Ideologías cambiantes suplantan a la teodicea, la religión se vende en los supermercados. Dios es colocado al mismo nivel que Pachamama, el centro del mundo ya no es el hombre en sí, desde su concepción hasta su muerte natural, sino una visión utilitarista del ser humano, con distintos valores y precios dependiendo de la influencia, el dinero, la juventud, la salud, etc. Algunas voces reclaman que el ser humano y el animal (especialmente las mascotas) tengan el mismo nivel de derechos. Llamamos derechos a lo que son solamente caprichos (como nos había advertido Chesterton). A veces se tiene la sensación de que el hombre puede prevalecer sobre Dios. Y es que en esta idea llevan abundando desde las ideologías totalitarias del siglo XX hasta los populismos crecientes del XXI. Prevalecer sobre Dios es la aspiración demoniaca de todas las ideologías que aspiran a la totalidad, a ocupar el nicho que ha ocupado siempre Dios. La relativización de la verdad lleva a la posverdad que no es sino la mentira. El auge de las fake news, la implantación de una cultura woke, o cultura de la cancelación que borra a las personas y sus creaciones por simples razones ideológicas o por su inadaptación a lo políticamente correcto en cada momento. Dios sería un estorbo para el hombre. La historia de la Iglesia vista como una sucesión de guerras de religión e inquisiciones. La cultura cristiana que ha inspirado la literatura, la música, el arte, los Derechos Humanos y hasta las fiestas, los topónimos, la gastronomía y el lenguaje mismo…  se olvida o se reduce a pura arqueología muerta.

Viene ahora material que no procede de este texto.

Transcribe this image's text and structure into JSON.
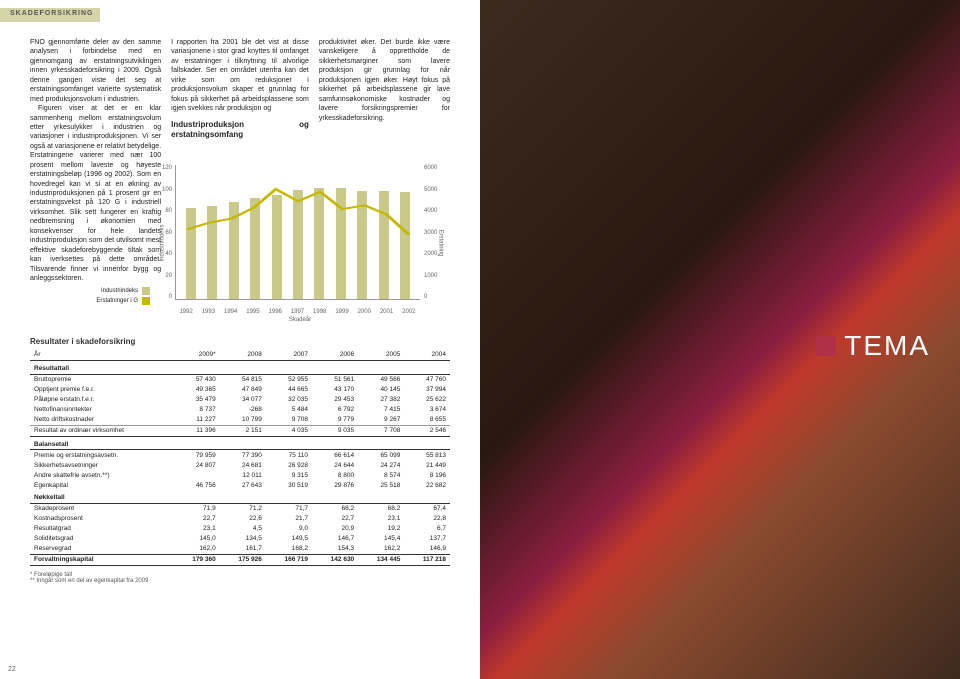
{
  "header": {
    "section_tag": "SKADEFORSIKRING",
    "page_number": "22"
  },
  "text": {
    "col1_p1": "FNO gjennomførte deler av den samme analysen i forbindelse med en gjennomgang av erstatningsutviklingen innen yrkesskadeforsikring i 2009. Også denne gangen viste det seg at erstatningsomfanget varierte systematisk med produksjonsvolum i industrien.",
    "col1_p2": "Figuren viser at det er en klar sammenheng mellom erstatningsvolum etter yrkesulykker i industrien og variasjoner i industriproduksjonen. Vi ser også at variasjonene er relativt betydelige. Erstatningene varierer med nær 100 prosent mellom laveste og høyeste erstatningsbeløp (1996 og 2002). Som en hovedregel kan vi si at en økning av industriproduksjonen på 1 prosent gir en erstatningsvekst på 120 G i industriell virksomhet. Slik sett fungerer en kraftig nedbremsning i økonomien med konsekvenser for hele landets industriproduksjon som det utvilsomt mest effektive skadeforebyggende tiltak som kan iverksettes på dette området. Tilsvarende finner vi innenfor bygg og anleggssektoren.",
    "col2_p1": "I rapporten fra 2001 ble det vist at disse variasjonene i stor grad knyttes til omfanget av erstatninger i tilknytning til alvorlige fallskader. Ser en området utenfra kan det virke som om reduksjoner i produksjonsvolum skaper et grunnlag for fokus på sikkerhet på arbeidsplassene som igjen svekkes når produksjon og",
    "col3_p1": "produktivitet øker. Det burde ikke være vanskeligere å opprettholde de sikkerhetsmarginer som lavere produksjon gir grunnlag for når produksjonen igjen øker. Høyt fokus på sikkerhet på arbeidsplassene gir lave samfunnsøkonomiske kostnader og lavere forsikringspremier for yrkesskadeforsikring."
  },
  "chart": {
    "title": "Industriproduksjon og erstatningsomfang",
    "type": "combo-bar-line",
    "x_label": "Skadeår",
    "y_left_label": "Industriindeks",
    "y_right_label": "Erstatning",
    "categories": [
      "1992",
      "1993",
      "1994",
      "1995",
      "1996",
      "1997",
      "1998",
      "1999",
      "2000",
      "2001",
      "2002"
    ],
    "y_left": {
      "min": 0,
      "max": 120,
      "step": 20
    },
    "y_right": {
      "min": 0,
      "max": 6000,
      "step": 1000
    },
    "bars_values": [
      82,
      84,
      87,
      91,
      94,
      98,
      100,
      99,
      97,
      97,
      96
    ],
    "bars_pct": [
      68,
      70,
      73,
      76,
      78,
      82,
      83,
      83,
      81,
      81,
      80
    ],
    "line_values": [
      3100,
      3400,
      3600,
      4100,
      4900,
      4400,
      4800,
      4000,
      4200,
      3800,
      2900
    ],
    "line_pct": [
      52,
      57,
      60,
      68,
      82,
      73,
      80,
      67,
      70,
      63,
      48
    ],
    "bar_color": "#c9c98a",
    "line_color": "#c4b800",
    "grid_color": "#dddddd",
    "legend": [
      {
        "label": "Industriindeks",
        "color": "#c9c98a"
      },
      {
        "label": "Erstatninger i G",
        "color": "#c4b800"
      }
    ]
  },
  "table": {
    "title": "Resultater i skadeforsikring",
    "columns": [
      "År",
      "2009*",
      "2008",
      "2007",
      "2006",
      "2005",
      "2004"
    ],
    "sections": [
      {
        "header": "Resultattall",
        "rows": [
          [
            "Bruttopremie",
            "57 430",
            "54 815",
            "52 955",
            "51 561",
            "49 566",
            "47 760"
          ],
          [
            "Opptjent premie f.e.r.",
            "49 365",
            "47 849",
            "44 665",
            "43 170",
            "40 145",
            "37 994"
          ],
          [
            "Påløpne erstatn.f.e.r.",
            "35 479",
            "34 077",
            "32 035",
            "29 453",
            "27 382",
            "25 622"
          ],
          [
            "Nettofinansinntekter",
            "8 737",
            "-268",
            "5 484",
            "6 792",
            "7 415",
            "3 674"
          ],
          [
            "Netto driftskostnader",
            "11 227",
            "10 799",
            "9 708",
            "9 779",
            "9 267",
            "8 655"
          ]
        ],
        "sum": [
          "Resultat av ordinær virksomhet",
          "11 396",
          "2 151",
          "4 035",
          "9 035",
          "7 708",
          "2 546"
        ]
      },
      {
        "header": "Balansetall",
        "rows": [
          [
            "Premie og erstatningsavsetn.",
            "79 959",
            "77 390",
            "75 110",
            "66 614",
            "65 099",
            "55 813"
          ],
          [
            "Sikkerhetsavsetninger",
            "24 807",
            "24 681",
            "26 928",
            "24 644",
            "24 274",
            "21 449"
          ],
          [
            "Andre skattefrie avsetn.**)",
            "",
            "12 011",
            "9 315",
            "8 800",
            "8 574",
            "8 196"
          ],
          [
            "Egenkapital",
            "46 756",
            "27 643",
            "30 519",
            "29 876",
            "25 518",
            "22 682"
          ]
        ]
      },
      {
        "header": "Nøkkeltall",
        "rows": [
          [
            "Skadeprosent",
            "71,9",
            "71,2",
            "71,7",
            "68,2",
            "68,2",
            "67,4"
          ],
          [
            "Kostnadsprosent",
            "22,7",
            "22,6",
            "21,7",
            "22,7",
            "23,1",
            "22,8"
          ],
          [
            "Resultatgrad",
            "23,1",
            "4,5",
            "9,0",
            "20,9",
            "19,2",
            "6,7"
          ],
          [
            "Soliditetsgrad",
            "145,0",
            "134,5",
            "149,5",
            "146,7",
            "145,4",
            "137,7"
          ],
          [
            "Reservegrad",
            "162,0",
            "161,7",
            "168,2",
            "154,3",
            "162,2",
            "146,9"
          ]
        ]
      }
    ],
    "bold_row": [
      "Forvaltningskapital",
      "179 360",
      "175 926",
      "166 719",
      "142 630",
      "134 445",
      "117 218"
    ],
    "footnotes": [
      "* Foreløpige tall",
      "** Inngår som en del av egenkapital fra 2009"
    ]
  },
  "right_page": {
    "tema_label": "TEMA",
    "square_color": "#b0304a"
  }
}
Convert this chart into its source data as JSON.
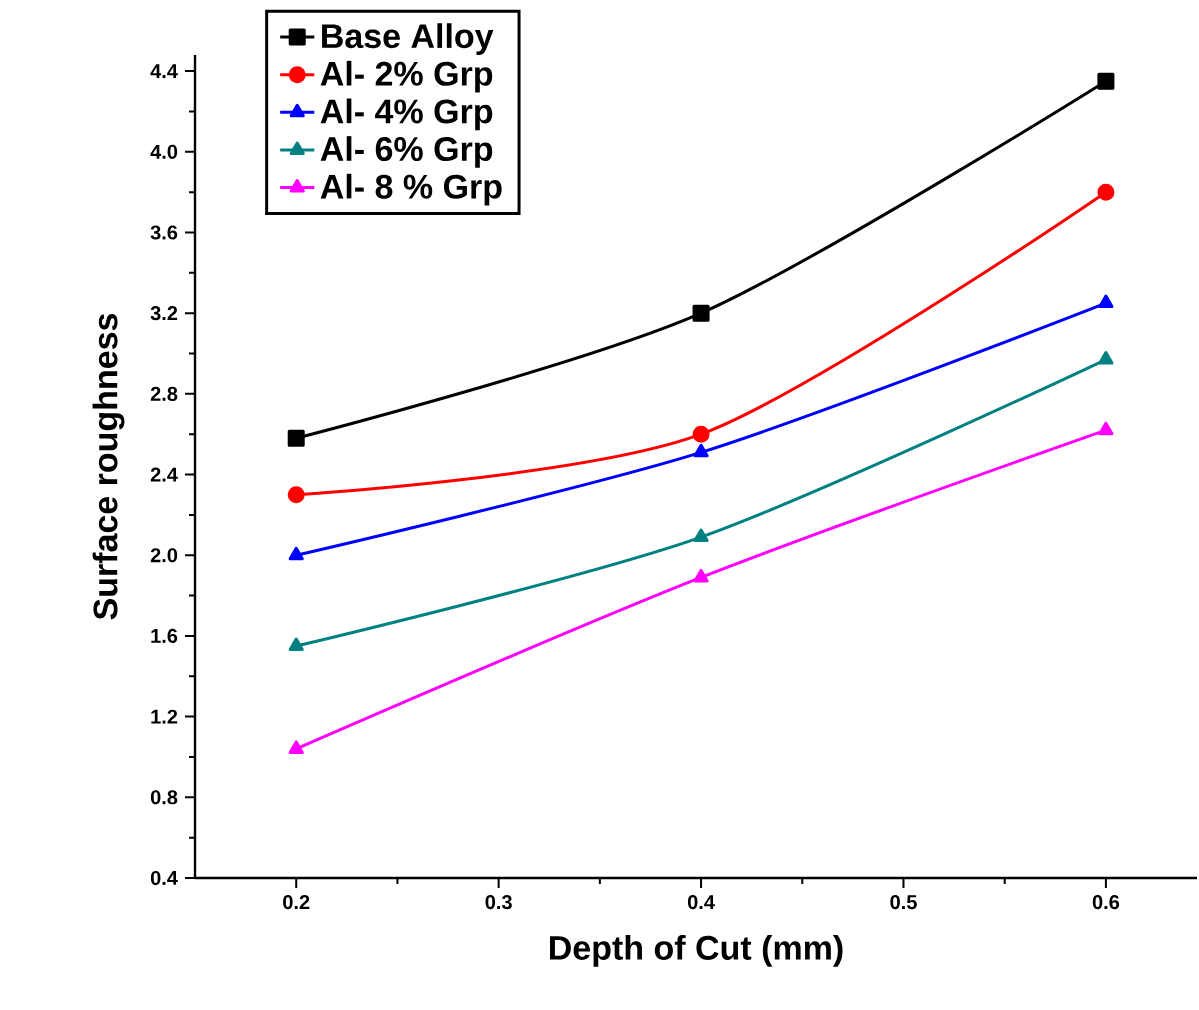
{
  "chart_data": {
    "type": "line",
    "xlabel": "Depth of Cut (mm)",
    "ylabel": "Surface roughness",
    "x": [
      0.2,
      0.4,
      0.6
    ],
    "series": [
      {
        "name": "Base Alloy",
        "color": "#000000",
        "marker": "square",
        "values": [
          2.58,
          3.2,
          4.35
        ]
      },
      {
        "name": "Al- 2% Grp",
        "color": "#ff0000",
        "marker": "circle",
        "values": [
          2.3,
          2.6,
          3.8
        ]
      },
      {
        "name": "Al- 4% Grp",
        "color": "#0000ff",
        "marker": "triangle",
        "values": [
          2.0,
          2.51,
          3.25
        ]
      },
      {
        "name": "Al- 6% Grp",
        "color": "#008080",
        "marker": "triangle",
        "values": [
          1.55,
          2.09,
          2.97
        ]
      },
      {
        "name": "Al- 8 % Grp",
        "color": "#ff00ff",
        "marker": "triangle",
        "values": [
          1.04,
          1.89,
          2.62
        ]
      }
    ],
    "xlim": [
      0.15,
      0.645
    ],
    "ylim": [
      0.4,
      4.48
    ],
    "xticks": [
      0.2,
      0.3,
      0.4,
      0.5,
      0.6
    ],
    "yticks": [
      {
        "value": 0.4,
        "label": "0.4"
      },
      {
        "value": 0.8,
        "label": "0.8"
      },
      {
        "value": 1.2,
        "label": "1.2"
      },
      {
        "value": 1.6,
        "label": "1.6"
      },
      {
        "value": 2.0,
        "label": "2.0"
      },
      {
        "value": 2.4,
        "label": "2.4"
      },
      {
        "value": 2.8,
        "label": "2.8"
      },
      {
        "value": 3.2,
        "label": "3.2"
      },
      {
        "value": 3.6,
        "label": "3.6"
      },
      {
        "value": 4.0,
        "label": "4.0"
      },
      {
        "value": 4.4,
        "label": "4.4"
      }
    ],
    "grid": false,
    "legend": "top left",
    "line_style": "solid"
  }
}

En este mundo de crecientes sombras, se necesitan cristianos-luciérnagas que, a pesar de su pequeñez, ayuden a aminorar el extravío de los hombres y mujeres de nuestro tiempo.

Acoger la luz, atraparla en nuestro corazón e irradiarla en medio de las sombras espesas de nuestro momento histórico. Esta podría ser también parte de su legado y parte de nuestra misión.

“Esto es lo que Dios me pide. Con mis oraciones, con practicar la regla, con sacrificios, condimentar mis conversaciones con algo de espiritual, inoculando algo de bien a todos y en todas las formas de apostolado que se presenten. Esta luz es la que Dios quiere de mí. Por tanto, tranquilo y ¡adelante!”

Cuando estamos llenos de Dios y vacíos del mundo, cambia nuestra forma de ver a los demás y de ver este pobre mundo. La propia naturaleza se transforma en maravilla para quien está instalado en Dios: Así, en la mañana de Pascua de 1970 escribe: “¡Aleluya! Estaba sentado en la mesa cuando amanecía en el horizonte… ¡Qué maravilla! La salida del sol produce gozo, alegría, vida. Jesús, sol eterno como el de esta mañana, mañana lejana pero siempre nueva. Jesús, ilumíname y embriágame de tu luz eterna. Que mi alma esté siempre inundada de santa alegría, para que pueda infundir en mis hermanos, tu amor”.

 

4.- Ser hierro candente y dócil a las manos de Dios… frente a una sociedad de yoes inflados.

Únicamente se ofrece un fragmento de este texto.